Hot on the trail of Levi Furbush -- who may or may not have been the same man as the union activist and regular correspondent in the Boston papers in the 1890's -- I stumbled upon James W. Elliott. When it comes to forgetting to remember, or remembering to forget, Mr. Elliott -- an avuncular advice-giver of the early twentieth century -- seems to have been something of a pioneer. He was known for his weekly pamphlets, which he dubbed "Man Messages," in which he sought to exhort the common man to avoid self-indulgence, embrace gratitude, and employ his natural gifts. The exact angle from which Elliott's pamphlets came -- temperance? -- religious feeling? -- socialism -- is a bit unclear, but his gift for memorable phrases was a singular one. Who would have imagined that, way back in 1915, he would have coined the phrase "keep on keeping on"? His pamphlets today are notably obscure; they rarely appear in library catalogues or online scans, and the only hits I could find for his titles led to auctions on eBay. And so, for the modest sum of six dollars, I obtained a copy of The Song of Ingratitude, a 1914 leaflet in which a tale is told of one "Bill Williams," a totally average man who manages to miss the bus of his own life.
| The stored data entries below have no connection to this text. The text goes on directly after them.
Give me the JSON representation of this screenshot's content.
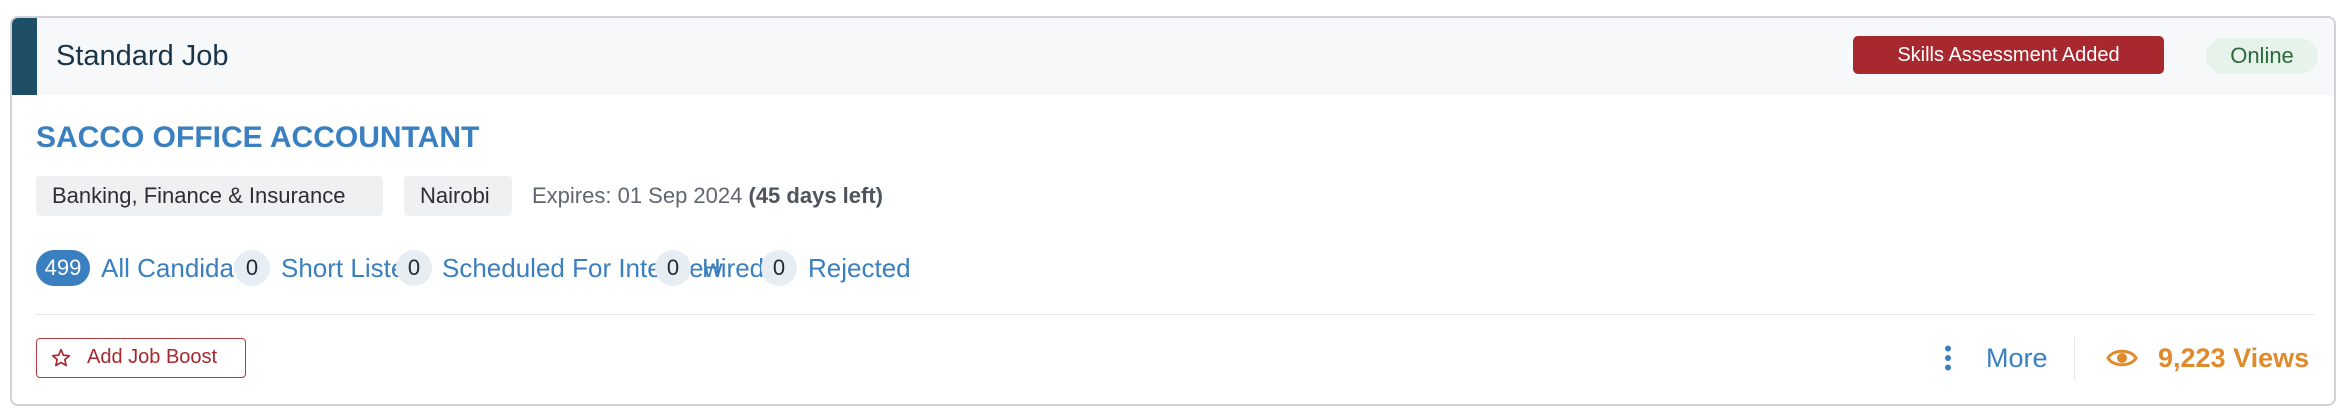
{
  "header": {
    "job_type": "Standard Job",
    "skills_badge": "Skills Assessment Added",
    "status": "Online"
  },
  "job": {
    "title": "SACCO OFFICE ACCOUNTANT",
    "industry": "Banking, Finance & Insurance",
    "location": "Nairobi",
    "expires_label": "Expires: 01 Sep 2024",
    "days_left": "(45 days left)"
  },
  "stats": [
    {
      "count": "499",
      "label": "All Candidates"
    },
    {
      "count": "0",
      "label": "Short Listed"
    },
    {
      "count": "0",
      "label": "Scheduled For Interview"
    },
    {
      "count": "0",
      "label": "Hired"
    },
    {
      "count": "0",
      "label": "Rejected"
    }
  ],
  "footer": {
    "boost_label": "Add Job Boost",
    "more_label": "More",
    "views_label": "9,223 Views"
  },
  "icons": {
    "boost": "star-icon",
    "more": "vertical-dots-icon",
    "views": "eye-icon"
  },
  "colors": {
    "accent_blue": "#3a7fc0",
    "header_bar": "#1e4e66",
    "badge_red": "#a8282f",
    "status_green": "#2a6a3b",
    "views_orange": "#e08a2e"
  }
}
Each of these leaflets was emblazoned on the back with
Elliott's trademark -- though it's a bit unclear how he financed the production of these Man-messages, which were printed in letterpress and said to be "published weekly." It sounds a little bit like some early 20th-century version of EST or perhaps the "Rainbow Gatherings" where a 'talking stick' was employed to give the cue for men to speak. But whatever his motivations, the phrases he chose, which were echoed in many of these pamphlets, seem to me as though they may well be a source for Levi Furbush's poem, which uses nearly identical language.